1. The 5p orbital is one of the orbitals in the shell with the principal quantum number n = 5 and the angular momentum quantum number l = 1. According to the quantum mechanical model, each combination of n and l gives rise to a specific orbital. The magnetic quantum number (ml) can take values ranging from -l to +l, including zero. Therefore, for the 5p orbital, there are three different 5p orbitals: one for ml = -1, one for ml = 0, and one for ml = +1. These three orbitals have different orientations in space.

2. Radial nodes are regions of zero electron density located along the radial direction from the nucleus. The number of radial nodes can be determined using the formula: (n - l - 1), where n is the principal quantum number and l is the angular momentum quantum number. For the 5p orbital (n = 5, l = 1), there are (5 - 1 - 1) = 3 radial nodes.
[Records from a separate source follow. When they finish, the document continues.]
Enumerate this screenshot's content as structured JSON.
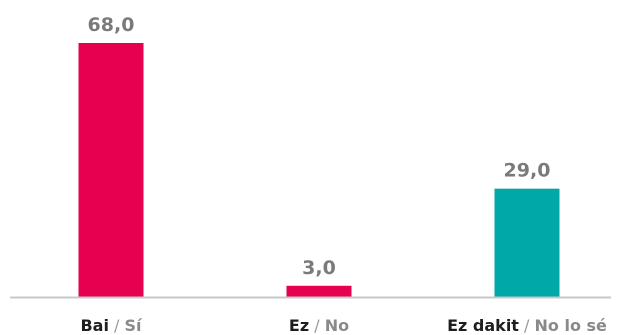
{
  "chart_data": {
    "type": "bar",
    "categories": [
      {
        "main": "Bai",
        "separator": " / ",
        "secondary": "Sí"
      },
      {
        "main": "Ez",
        "separator": " / ",
        "secondary": "No"
      },
      {
        "main": "Ez dakit",
        "separator": " / ",
        "secondary": "No lo sé"
      }
    ],
    "values": [
      68.0,
      3.0,
      29.0
    ],
    "value_labels": [
      "68,0",
      "3,0",
      "29,0"
    ],
    "colors": [
      "#e6004f",
      "#e6004f",
      "#00a8a8"
    ],
    "ylim": [
      0,
      68
    ],
    "grid": false,
    "axis_color": "#c8c8c8"
  }
}
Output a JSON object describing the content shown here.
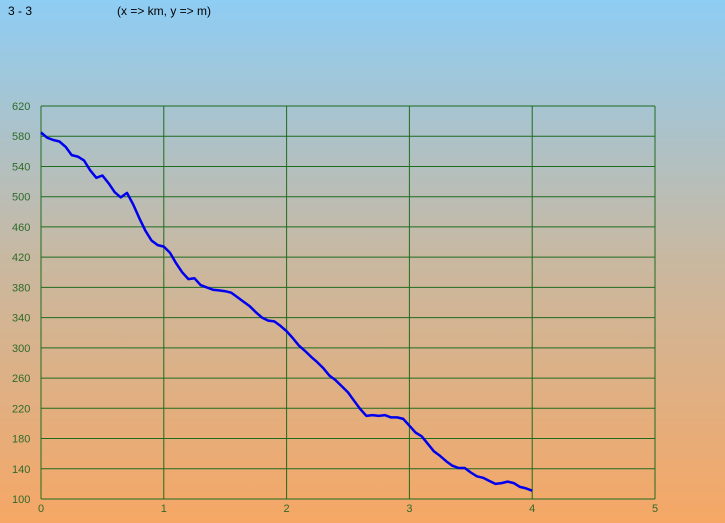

3. Angular nodes, also known as nodal planes or surfaces, represent regions in space where the probability of finding an electron is zero. For the 5p orbital, there is one angular node. This node corresponds to the equatorial plane passing through the nucleus. It divides the orbital into two equal lobes above and below the plane.

In summary:
1. There are three different 5p orbitals for ml = -1, ml = 0, and ml = +1.
2. There are three radial nodes.
3. There is one angular node.